There is more to the production of fossil hydrocarbon reserves than just the burial of particular organisms and their progressive conversion into kerogens and petroleum. Certain sedimentation processes are needed to lay down the porous rocks that will become reservoirs. Later, these rocks must be overlaid with fine-grained rock with low permeability (sealer rocks). Finally, certain tectonic forces cause appropriate caps under which fossil hydrocarbons can collect.3

Long years of specific sedimentary and tectonic processes are required to produce appropriate reservoir structures for collecting and storing fossil hydrocarbons. And yet too much time will lead to the destruction of the reservoirs. Additional tectonic and erosion processes eventually cause the reservoirs to leak. If too much time had transpired before humans came on the scene the fossil hydrocarbon reservoirs would have emptied, and the resources with which human beings were able to launch an industrial and scientific revolution would have been missing or insufficient.

Both methane and kerogen play significant roles in sustaining modern civilization and technology, but their importance pales in comparison to petroleum, particularly in the plastics industries. While human technology is now sufficiently advanced to consider and develop ways to get by without petroleum, it seems doubtful that such technology would have arisen without access to large amounts of petroleum to begin with.

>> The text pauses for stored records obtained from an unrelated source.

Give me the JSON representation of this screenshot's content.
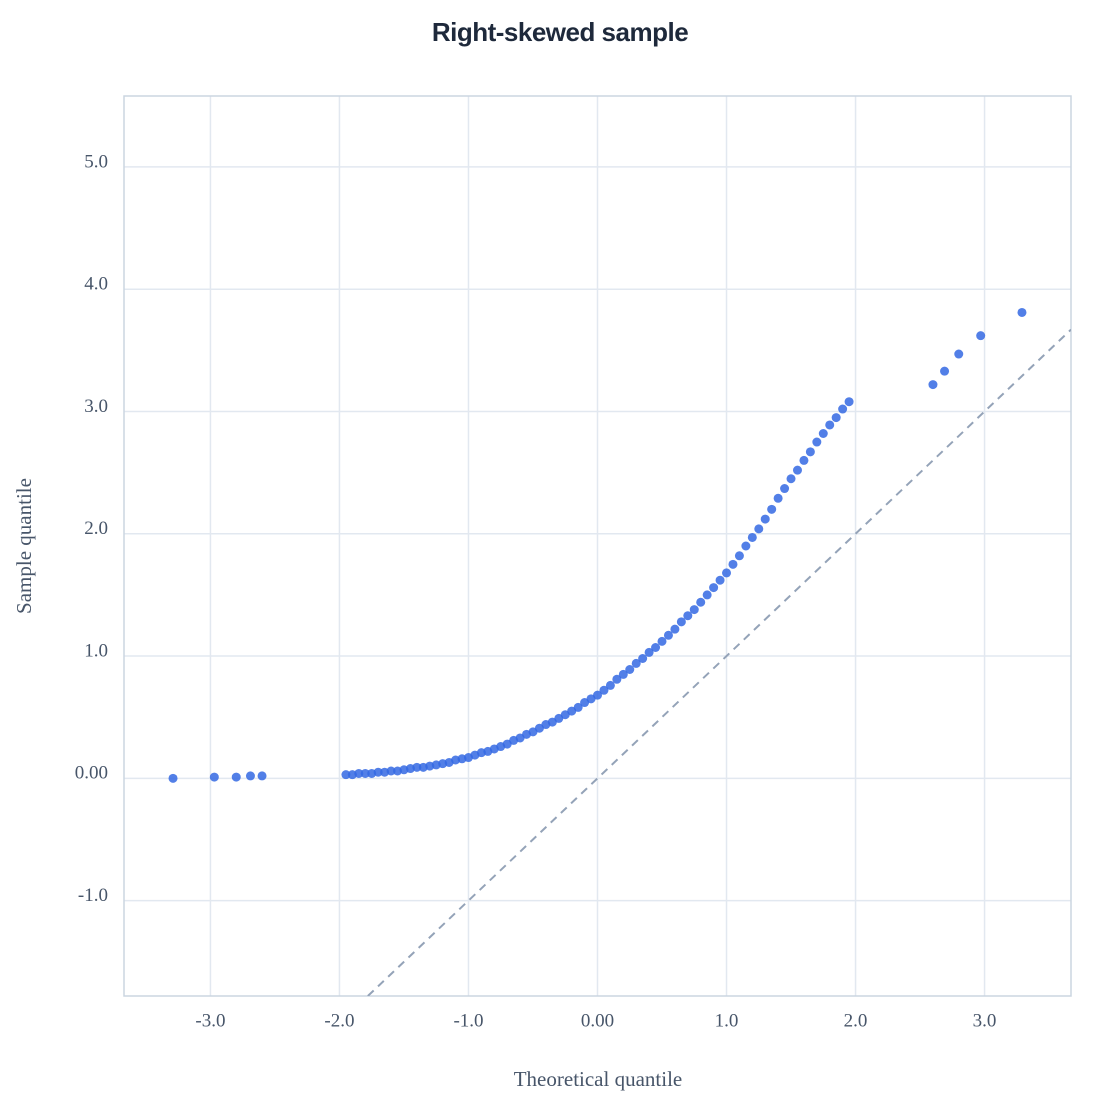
{
  "chart_data": {
    "type": "scatter",
    "title": "Right-skewed sample",
    "x_label": "Theoretical quantile",
    "y_label": "Sample quantile",
    "color": "#3468e3",
    "grid": true,
    "reference_line": true,
    "xlim": [
      -3.67,
      3.67
    ],
    "ylim": [
      -1.78,
      5.58
    ],
    "xticks": [
      {
        "value": -3,
        "label": "-3.0"
      },
      {
        "value": -2,
        "label": "-2.0"
      },
      {
        "value": -1,
        "label": "-1.0"
      },
      {
        "value": 0,
        "label": "0.00"
      },
      {
        "value": 1,
        "label": "1.0"
      },
      {
        "value": 2,
        "label": "2.0"
      },
      {
        "value": 3,
        "label": "3.0"
      }
    ],
    "yticks": [
      {
        "value": -1,
        "label": "-1.0"
      },
      {
        "value": 0,
        "label": "0.00"
      },
      {
        "value": 1,
        "label": "1.0"
      },
      {
        "value": 2,
        "label": "2.0"
      },
      {
        "value": 3,
        "label": "3.0"
      },
      {
        "value": 4,
        "label": "4.0"
      },
      {
        "value": 5,
        "label": "5.0"
      }
    ],
    "x": [
      -3.29,
      -2.97,
      -2.8,
      -2.69,
      -2.6,
      -1.95,
      -1.9,
      -1.85,
      -1.8,
      -1.75,
      -1.7,
      -1.65,
      -1.6,
      -1.55,
      -1.5,
      -1.45,
      -1.4,
      -1.35,
      -1.3,
      -1.25,
      -1.2,
      -1.15,
      -1.1,
      -1.05,
      -1.0,
      -0.95,
      -0.9,
      -0.85,
      -0.8,
      -0.75,
      -0.7,
      -0.65,
      -0.6,
      -0.55,
      -0.5,
      -0.45,
      -0.4,
      -0.35,
      -0.3,
      -0.25,
      -0.2,
      -0.15,
      -0.1,
      -0.05,
      0,
      0.05,
      0.1,
      0.15,
      0.2,
      0.25,
      0.3,
      0.35,
      0.4,
      0.45,
      0.5,
      0.55,
      0.6,
      0.65,
      0.7,
      0.75,
      0.8,
      0.85,
      0.9,
      0.95,
      1.0,
      1.05,
      1.1,
      1.15,
      1.2,
      1.25,
      1.3,
      1.35,
      1.4,
      1.45,
      1.5,
      1.55,
      1.6,
      1.65,
      1.7,
      1.75,
      1.8,
      1.85,
      1.9,
      1.95,
      2.6,
      2.69,
      2.8,
      2.97,
      3.29
    ],
    "values": [
      0.0,
      0.01,
      0.01,
      0.02,
      0.02,
      0.03,
      0.03,
      0.04,
      0.04,
      0.04,
      0.05,
      0.05,
      0.06,
      0.06,
      0.07,
      0.08,
      0.09,
      0.09,
      0.1,
      0.11,
      0.12,
      0.13,
      0.15,
      0.16,
      0.17,
      0.19,
      0.21,
      0.22,
      0.24,
      0.26,
      0.28,
      0.31,
      0.33,
      0.36,
      0.38,
      0.41,
      0.44,
      0.46,
      0.49,
      0.52,
      0.55,
      0.58,
      0.62,
      0.65,
      0.68,
      0.72,
      0.76,
      0.81,
      0.85,
      0.89,
      0.94,
      0.98,
      1.03,
      1.07,
      1.12,
      1.17,
      1.22,
      1.28,
      1.33,
      1.38,
      1.44,
      1.5,
      1.56,
      1.62,
      1.68,
      1.75,
      1.82,
      1.9,
      1.97,
      2.04,
      2.12,
      2.2,
      2.29,
      2.37,
      2.45,
      2.52,
      2.6,
      2.67,
      2.75,
      2.82,
      2.89,
      2.95,
      3.02,
      3.08,
      3.22,
      3.33,
      3.47,
      3.62,
      3.81
    ]
  }
}
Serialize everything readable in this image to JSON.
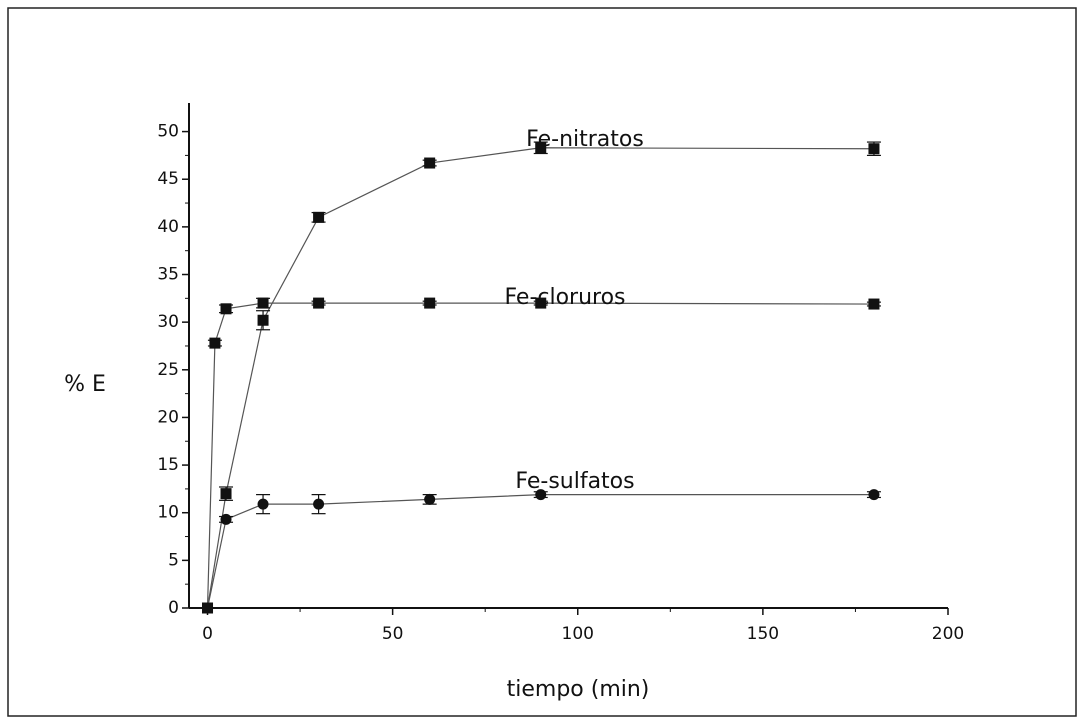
{
  "chart_data": {
    "type": "line",
    "xlabel": "tiempo (min)",
    "ylabel": "% E",
    "xlim": [
      -5,
      200
    ],
    "xticks": [
      0,
      50,
      100,
      150,
      200
    ],
    "ylim": [
      0,
      53
    ],
    "yticks": [
      0,
      5,
      10,
      15,
      20,
      25,
      30,
      35,
      40,
      45,
      50
    ],
    "series": [
      {
        "name": "Fe-nitratos",
        "color": "#111111",
        "marker": "square",
        "x": [
          0,
          5,
          15,
          30,
          60,
          90,
          180
        ],
        "values": [
          0,
          12,
          30.2,
          41,
          46.7,
          48.3,
          48.2
        ],
        "errors": [
          0,
          0.7,
          1.0,
          0.5,
          0.3,
          0.6,
          0.7
        ]
      },
      {
        "name": "Fe-cloruros",
        "color": "#111111",
        "marker": "square",
        "x": [
          0,
          2,
          5,
          15,
          30,
          60,
          90,
          180
        ],
        "values": [
          0,
          27.8,
          31.4,
          32,
          32,
          32,
          32,
          31.9
        ],
        "errors": [
          0,
          0.3,
          0.4,
          0.5,
          0.2,
          0.2,
          0.2,
          0.2
        ]
      },
      {
        "name": "Fe-sulfatos",
        "color": "#111111",
        "marker": "circle",
        "x": [
          0,
          5,
          15,
          30,
          60,
          90,
          180
        ],
        "values": [
          0,
          9.3,
          10.9,
          10.9,
          11.4,
          11.9,
          11.9
        ],
        "errors": [
          0,
          0.3,
          1.0,
          1.0,
          0.5,
          0.3,
          0.3
        ]
      }
    ]
  }
}
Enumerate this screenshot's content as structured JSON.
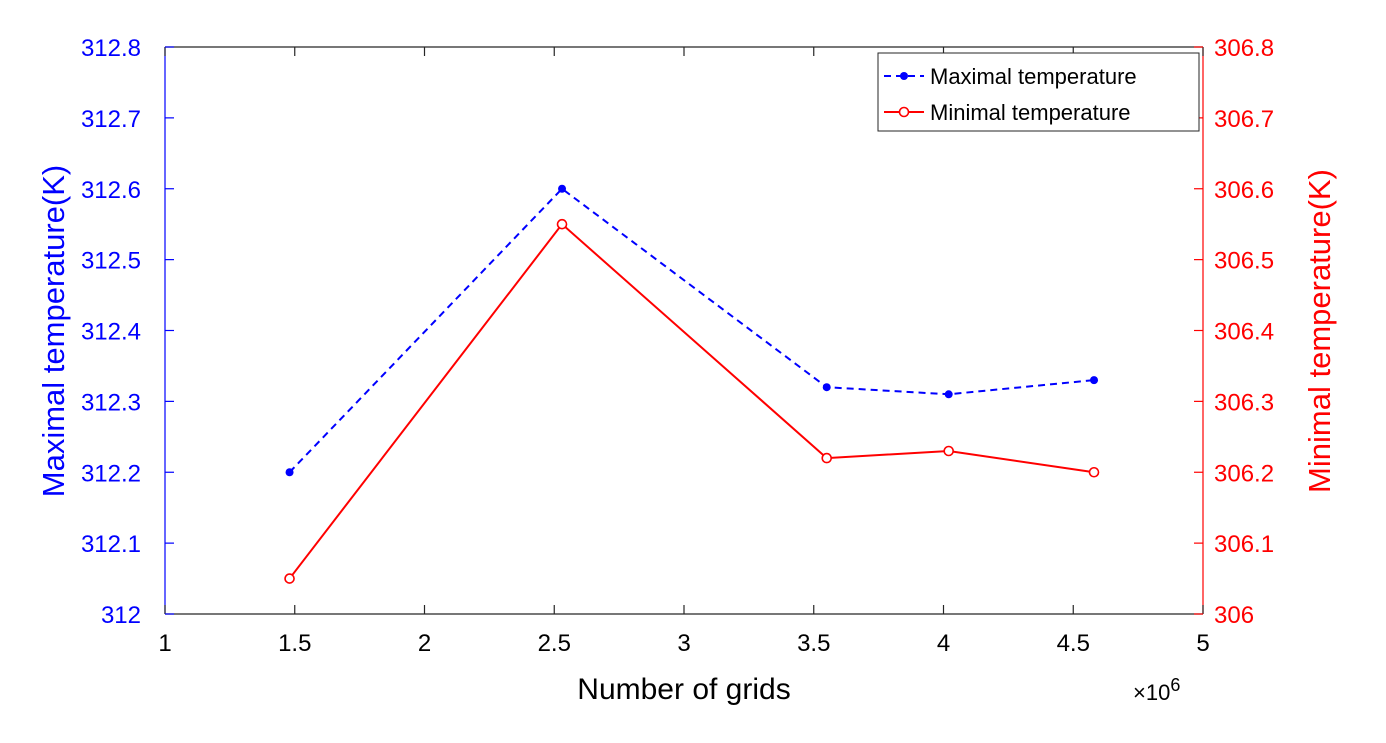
{
  "chart_data": {
    "type": "line",
    "xlabel": "Number of grids",
    "x_multiplier_label": "×10",
    "x_multiplier_exponent": "6",
    "xlim": [
      1,
      5
    ],
    "x_ticks": [
      1,
      1.5,
      2,
      2.5,
      3,
      3.5,
      4,
      4.5,
      5
    ],
    "x_tick_labels": [
      "1",
      "1.5",
      "2",
      "2.5",
      "3",
      "3.5",
      "4",
      "4.5",
      "5"
    ],
    "y_left": {
      "label": "Maximal  temperature(K)",
      "color": "#0000ff",
      "ylim": [
        312,
        312.8
      ],
      "ticks": [
        312,
        312.1,
        312.2,
        312.3,
        312.4,
        312.5,
        312.6,
        312.7,
        312.8
      ],
      "tick_labels": [
        "312",
        "312.1",
        "312.2",
        "312.3",
        "312.4",
        "312.5",
        "312.6",
        "312.7",
        "312.8"
      ]
    },
    "y_right": {
      "label": "Minimal temperature(K)",
      "color": "#ff0000",
      "ylim": [
        306,
        306.8
      ],
      "ticks": [
        306,
        306.1,
        306.2,
        306.3,
        306.4,
        306.5,
        306.6,
        306.7,
        306.8
      ],
      "tick_labels": [
        "306",
        "306.1",
        "306.2",
        "306.3",
        "306.4",
        "306.5",
        "306.6",
        "306.7",
        "306.8"
      ]
    },
    "series": [
      {
        "name": "Maximal  temperature",
        "axis": "left",
        "color": "#0000ff",
        "line_style": "dashed",
        "marker": "filled-dot",
        "x": [
          1.48,
          2.53,
          3.55,
          4.02,
          4.58
        ],
        "values": [
          312.2,
          312.6,
          312.32,
          312.31,
          312.33
        ]
      },
      {
        "name": "Minimal temperature",
        "axis": "right",
        "color": "#ff0000",
        "line_style": "solid",
        "marker": "open-circle",
        "x": [
          1.48,
          2.53,
          3.55,
          4.02,
          4.58
        ],
        "values": [
          306.05,
          306.55,
          306.22,
          306.23,
          306.2
        ]
      }
    ],
    "legend": {
      "position": "top-right",
      "entries": [
        "Maximal  temperature",
        "Minimal temperature"
      ]
    },
    "grid": false
  }
}
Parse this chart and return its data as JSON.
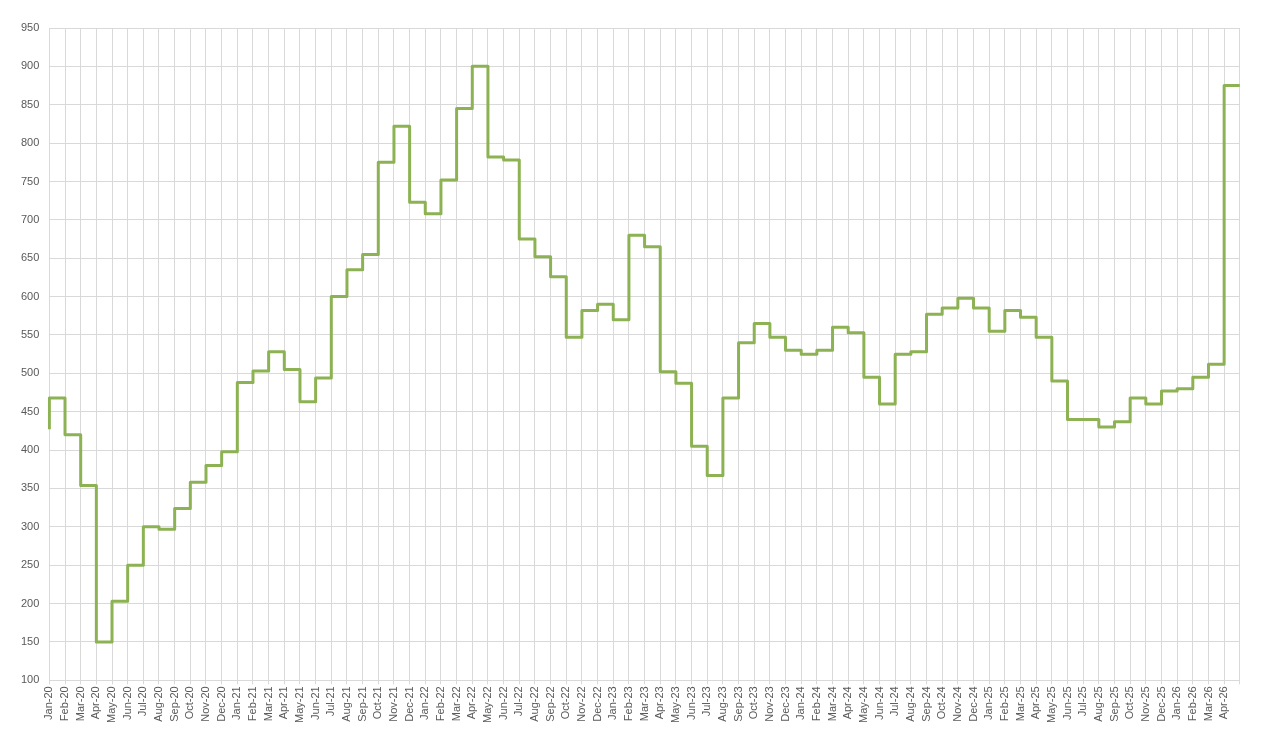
{
  "chart_data": {
    "type": "step",
    "categories": [
      "Jan-20",
      "Feb-20",
      "Mar-20",
      "Apr-20",
      "May-20",
      "Jun-20",
      "Jul-20",
      "Aug-20",
      "Sep-20",
      "Oct-20",
      "Nov-20",
      "Dec-20",
      "Jan-21",
      "Feb-21",
      "Mar-21",
      "Apr-21",
      "May-21",
      "Jun-21",
      "Jul-21",
      "Aug-21",
      "Sep-21",
      "Oct-21",
      "Nov-21",
      "Dec-21",
      "Jan-22",
      "Feb-22",
      "Mar-22",
      "Apr-22",
      "May-22",
      "Jun-22",
      "Jul-22",
      "Aug-22",
      "Sep-22",
      "Oct-22",
      "Nov-22",
      "Dec-22",
      "Jan-23",
      "Feb-23",
      "Mar-23",
      "Apr-23",
      "May-23",
      "Jun-23",
      "Jul-23",
      "Aug-23",
      "Sep-23",
      "Oct-23",
      "Nov-23",
      "Dec-23",
      "Jan-24",
      "Feb-24",
      "Mar-24",
      "Apr-24",
      "May-24",
      "Jun-24",
      "Jul-24",
      "Aug-24",
      "Sep-24",
      "Oct-24",
      "Nov-24",
      "Dec-24",
      "Jan-25",
      "Feb-25",
      "Mar-25",
      "Apr-25",
      "May-25",
      "Jun-25",
      "Jul-25",
      "Aug-25",
      "Sep-25",
      "Oct-25",
      "Nov-25",
      "Dec-25",
      "Jan-26",
      "Feb-26",
      "Mar-26",
      "Apr-26",
      null
    ],
    "values": [
      427,
      468,
      420,
      354,
      150,
      203,
      250,
      300,
      297,
      324,
      358,
      380,
      398,
      488,
      503,
      528,
      505,
      463,
      494,
      600,
      635,
      655,
      775,
      822,
      723,
      708,
      752,
      845,
      900,
      782,
      778,
      675,
      652,
      626,
      547,
      582,
      590,
      570,
      680,
      665,
      502,
      487,
      405,
      367,
      468,
      540,
      565,
      547,
      530,
      525,
      530,
      560,
      553,
      495,
      460,
      525,
      528,
      577,
      585,
      598,
      585,
      555,
      582,
      573,
      547,
      490,
      440,
      440,
      430,
      437,
      468,
      460,
      477,
      480,
      495,
      512,
      875
    ],
    "color": "#8db253",
    "ylim": [
      100,
      950
    ],
    "yticks": [
      100,
      150,
      200,
      250,
      300,
      350,
      400,
      450,
      500,
      550,
      600,
      650,
      700,
      750,
      800,
      850,
      900,
      950
    ],
    "grid": true,
    "marker": "none"
  }
}
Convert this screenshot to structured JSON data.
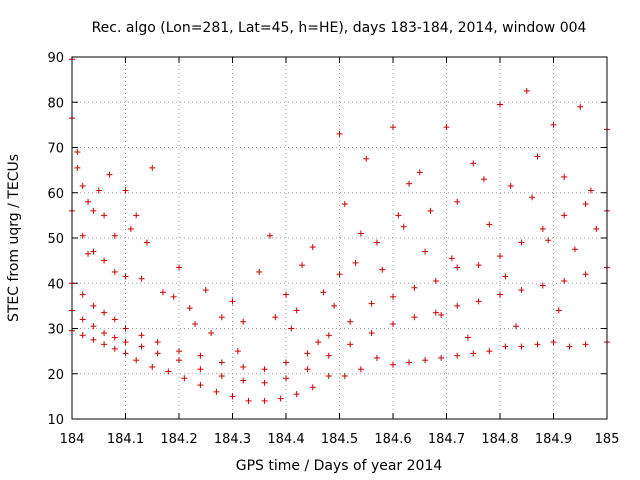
{
  "chart_data": {
    "type": "scatter",
    "title": "Rec. algo (Lon=281, Lat=45, h=HE), days 183-184, 2014, window 004",
    "xlabel": "GPS time / Days of year 2014",
    "ylabel": "STEC from uqrg / TECUs",
    "xlim": [
      184,
      185
    ],
    "ylim": [
      10,
      90
    ],
    "xticks": [
      184,
      184.1,
      184.2,
      184.3,
      184.4,
      184.5,
      184.6,
      184.7,
      184.8,
      184.9,
      185
    ],
    "xtick_labels": [
      "184",
      "184.1",
      "184.2",
      "184.3",
      "184.4",
      "184.5",
      "184.6",
      "184.7",
      "184.8",
      "184.9",
      "185"
    ],
    "yticks": [
      10,
      20,
      30,
      40,
      50,
      60,
      70,
      80,
      90
    ],
    "ytick_labels": [
      "10",
      "20",
      "30",
      "40",
      "50",
      "60",
      "70",
      "80",
      "90"
    ],
    "grid": true,
    "marker": "+",
    "color": "#cc0000",
    "series": [
      {
        "name": "upper track",
        "x": [
          184.0,
          184.0,
          184.01,
          184.01,
          184.02,
          184.03,
          184.04,
          184.05,
          184.06,
          184.08,
          184.1,
          184.12,
          184.15,
          184.2,
          184.25,
          184.3,
          184.35,
          184.4,
          184.45,
          184.5,
          184.55,
          184.6,
          184.65,
          184.7,
          184.75,
          184.8,
          184.85,
          184.9,
          184.95,
          185.0
        ],
        "y": [
          89.5,
          76.5,
          69,
          65.5,
          61.5,
          58,
          56,
          60.5,
          55,
          50.5,
          60.5,
          55,
          65.5,
          43.5,
          38.5,
          36,
          42.5,
          37.5,
          48,
          73,
          67.5,
          74.5,
          64.5,
          74.5,
          66.5,
          79.5,
          82.5,
          75,
          79,
          74
        ]
      },
      {
        "name": "high band",
        "x": [
          184.0,
          184.02,
          184.04,
          184.06,
          184.08,
          184.1,
          184.13,
          184.17,
          184.22,
          184.28,
          184.32,
          184.38,
          184.42,
          184.47,
          184.5,
          184.53,
          184.57,
          184.62,
          184.67,
          184.72,
          184.77,
          184.82,
          184.87,
          184.92,
          184.97
        ],
        "y": [
          56,
          50.5,
          47,
          45,
          42.5,
          41.5,
          41,
          38,
          34.5,
          32.5,
          31.5,
          32.5,
          34,
          38,
          42,
          44.5,
          49,
          52.5,
          56,
          58,
          63,
          61.5,
          68,
          63.5,
          60.5
        ]
      },
      {
        "name": "middle band",
        "x": [
          184.0,
          184.02,
          184.04,
          184.06,
          184.08,
          184.1,
          184.13,
          184.16,
          184.2,
          184.24,
          184.28,
          184.32,
          184.36,
          184.4,
          184.44,
          184.48,
          184.52,
          184.56,
          184.6,
          184.64,
          184.68,
          184.72,
          184.76,
          184.8,
          184.84,
          184.88,
          184.92,
          184.96,
          185.0
        ],
        "y": [
          40,
          37.5,
          35,
          33.5,
          32,
          30,
          28.5,
          27,
          25,
          24,
          22.5,
          21.5,
          21,
          22.5,
          24.5,
          28.5,
          31.5,
          35.5,
          37,
          39,
          40.5,
          43.5,
          44,
          46,
          49,
          52,
          55,
          57.5,
          56
        ]
      },
      {
        "name": "lower band",
        "x": [
          184.0,
          184.02,
          184.04,
          184.06,
          184.08,
          184.1,
          184.13,
          184.16,
          184.2,
          184.24,
          184.28,
          184.32,
          184.36,
          184.4,
          184.44,
          184.48,
          184.52,
          184.56,
          184.6,
          184.64,
          184.68,
          184.72,
          184.76,
          184.8,
          184.84,
          184.88,
          184.92,
          184.96,
          185.0
        ],
        "y": [
          34,
          32,
          30.5,
          29,
          28,
          27,
          26,
          24.5,
          23,
          21,
          19.5,
          18.5,
          18,
          19,
          21,
          24,
          26.5,
          29,
          31,
          32.5,
          33.5,
          35,
          36,
          37.5,
          38.5,
          39.5,
          40.5,
          42,
          43.5
        ]
      },
      {
        "name": "bottom envelope",
        "x": [
          184.0,
          184.02,
          184.04,
          184.06,
          184.08,
          184.1,
          184.12,
          184.15,
          184.18,
          184.21,
          184.24,
          184.27,
          184.3,
          184.33,
          184.36,
          184.39,
          184.42,
          184.45,
          184.48,
          184.51,
          184.54,
          184.57,
          184.6,
          184.63,
          184.66,
          184.69,
          184.72,
          184.75,
          184.78,
          184.81,
          184.84,
          184.87,
          184.9,
          184.93,
          184.96,
          185.0
        ],
        "y": [
          29.5,
          28.5,
          27.5,
          26.5,
          25.5,
          24.5,
          23,
          21.5,
          20.5,
          19,
          17.5,
          16,
          15,
          14,
          14,
          14.5,
          15.5,
          17,
          19.5,
          19.5,
          21,
          23.5,
          22,
          22.5,
          23,
          23.5,
          24,
          24.5,
          25,
          26,
          26,
          26.5,
          27,
          26,
          26.5,
          27
        ]
      },
      {
        "name": "scattered extras",
        "x": [
          184.03,
          184.07,
          184.11,
          184.14,
          184.19,
          184.23,
          184.26,
          184.31,
          184.37,
          184.41,
          184.43,
          184.46,
          184.49,
          184.51,
          184.54,
          184.58,
          184.61,
          184.63,
          184.66,
          184.69,
          184.71,
          184.74,
          184.78,
          184.81,
          184.83,
          184.86,
          184.89,
          184.91,
          184.94,
          184.98
        ],
        "y": [
          46.5,
          64,
          52,
          49,
          37,
          31,
          29,
          25,
          50.5,
          30,
          44,
          27,
          35,
          57.5,
          51,
          43,
          55,
          62,
          47,
          33,
          45.5,
          28,
          53,
          41.5,
          30.5,
          59,
          49.5,
          34,
          47.5,
          52
        ]
      }
    ]
  }
}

Human beings indeed arrived at the optimal “fossil-hydrocarbon moment.” Such optimized timing raises reasonable doubt about any naturalistic model for life and humanity, but aligns perfectly with what a biblical creation model would predict.

 


References:

 

  1. J. S. Seewald, “Organic-Inorganic Interactions in Petroleum-Producing Sedimentary Basins,” Nature 426 (2003): 327-33.
  2. I. M. Head, D. M. Jones, and S. R. Larter, “Biological Activity in the Deep Subsurface and the Origin of Heavy Oil,” Nature 426 (2003): 344-52.
  3. N. White, M. Thompson, and T. Barwise, “Understanding the Thermal Evolution of Deep-Water Continental Margins,” Nature 426 (2003): 334-43.